Mike Sgarbossa, nouveau visage du HC Lugano, incarne parfaitement le profil que Janick Steinmann semble vouloir imposer à la Cornèr Arena: technique, intelligence de jeu, engagement total… et un sacré vécu nord-américain. À 32 ans, ce centre canadien débarque du farm system des Capitals avec un CV solide: plus de 600 matchs d’AHL, une poignée d’apparitions en NHL, un titre de Calder Cup en 2024 et un jeu taillé pour piloter une ligne offensive en Europe. C’est ce rôle qu’il pourrait endosser au Tessin, celui que Mark Arcobello a longtemps tenu : un centre de jeu pur, capable de dicter le tempo.
On parle ici d’un joueur au playmaking affiné, qui pense collectif avant tout. Son point fort? La vision. Dans un hockey suisse rapide et de plus en plus basé sur la transition, sa capacité à faire circuler le puck sous pression, à trouver les intervalles au bon moment, peut devenir une arme tactique majeure. Il ne cherche pas à briller par le tir – même s’il sait conclure – mais il fait briller les autres. Ses passes sont tendues, précises, souvent imprévisibles. Il n’a jamais été le joueur qui aligne les highlights… mais c’est souvent lui qui les initie.
Sgarbossa, ce n’est pas du power hockey, et ce n’est pas non plus un virtuose au style flamboyant. C’est un cerveau sur patins, avec des jambes qui tiennent le rythme. Rapide, mobile, souvent bien positionné en zone neutre, il fait peu d’erreurs coûteuses. Défensivement, il est fiable, et peut se muer en soutien sur le box-play sans problème. Ce n’est pas un leader vocal mais un joueur qui inspire par son intensité. Un gars qu’on ne remarque pas à la première présence, mais qui gagne la confiance du coach au fil des matchs. Les coaches aiment ce genre de joueur. Les coéquipiers aussi.
UN BATTANT
Son parcours? Typique de ceux qu’on qualifie de « tweener » en Amérique du Nord. Trop fort pour l’AHL, pas assez pour tenir un spot permanent en NHL. Ce n’est pas une insulte, c’est même devenu une catégorie à part entière. Et Sgarbossa y a excellé. Il a souvent été l’homme à appeler quand Evgeny Kuznetsov ou Nicklas Bäckström étaient blessés à Washington. Et quand il montait, il faisait le job. Propre. Solide. Sans se plaindre.

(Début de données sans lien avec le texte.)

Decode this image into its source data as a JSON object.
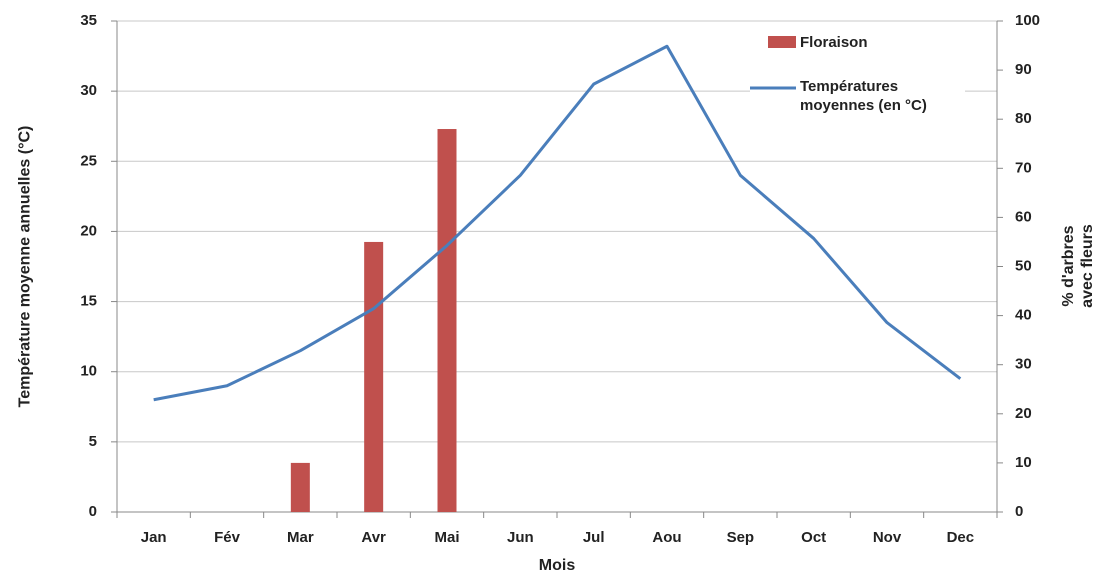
{
  "chart_data": {
    "type": "bar_line",
    "x_label": "Mois",
    "y_label": "Température moyenne annuelles (°C)",
    "y2_label": "% d'arbres avec fleurs",
    "categories": [
      "Jan",
      "Fév",
      "Mar",
      "Avr",
      "Mai",
      "Jun",
      "Jul",
      "Aou",
      "Sep",
      "Oct",
      "Nov",
      "Dec"
    ],
    "series": [
      {
        "name": "Floraison",
        "type": "bar",
        "axis": "y2",
        "color": "#c0504d",
        "values": [
          0,
          0,
          10,
          55,
          78,
          0,
          0,
          0,
          0,
          0,
          0,
          0
        ]
      },
      {
        "name": "Températures moyennes (en °C)",
        "type": "line",
        "axis": "y",
        "color": "#4a7ebb",
        "values": [
          8,
          9,
          11.5,
          14.5,
          19,
          24,
          30.5,
          33.2,
          24,
          19.5,
          13.5,
          9.5
        ]
      }
    ],
    "ylim": [
      0,
      35
    ],
    "yticks": [
      0,
      5,
      10,
      15,
      20,
      25,
      30,
      35
    ],
    "y2lim": [
      0,
      100
    ],
    "y2ticks": [
      0,
      10,
      20,
      30,
      40,
      50,
      60,
      70,
      80,
      90,
      100
    ],
    "grid": true,
    "legend": "top-right"
  }
}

On le sait: la NHL n’a jamais été tendre avec ce type de joueur. Pas drafté, malgré une belle carrière junior (meilleur marqueur de l’OHL, capitaine, prix du fair-play…), il a dû se battre pour chaque contrat. Les scouts le voyaient comme « trop léger », pas assez explosif. Traduction: il n’entrait pas dans les cases du moment. Il a quand même signé pro avec Colorado, puis a navigué entre Anaheim, Florida, Winnipeg et enfin Washington. Toujours sur le fil. Toujours en mission.
Et puis il y a eu Hershey. Une vraie maison. Il y devient leader incontesté, capitaine de vestiaire sans le « C », et moteur offensif. En 2024, il décroche enfin ce que peu de joueurs peuvent afficher: une Calder Cup. C’est un titre qui compte en AHL. Il en parle avec fierté, comme d’un accomplissement. Et on comprend pourquoi. Car en parallèle, la NHL lui a fermé la porte à chaque fois qu’un nouveau nom arrivait au sommet de la depth chart. Quand ce n’était pas Bäckstrom ou Kuznetsov, c’était Dylan Strome ou Pierre-Luc Dubois. Pas facile de se faire une place là-dedans. Il ne s’est jamais plaint. Il a juste continué.
Mais à un moment, il faut choisir. Et Sgarbossa a choisi l’Europe. Non pas pour fuir, mais pour construire. Il le dit lui-même: «Sept ans dans la même organisation, c’est un privilège. Mes enfants sont nés à Washington. Mais j’ai envie de stabilité. J’ai envie d’être un pilier, pas un remplaçant.» Et c’est à Lugano qu’il veut devenir ce pilier. Pour un centre de son profil, le championnat suisse est une belle opportunité. La glace est grande, les responsabilités sont claires, et le style correspond à ses forces.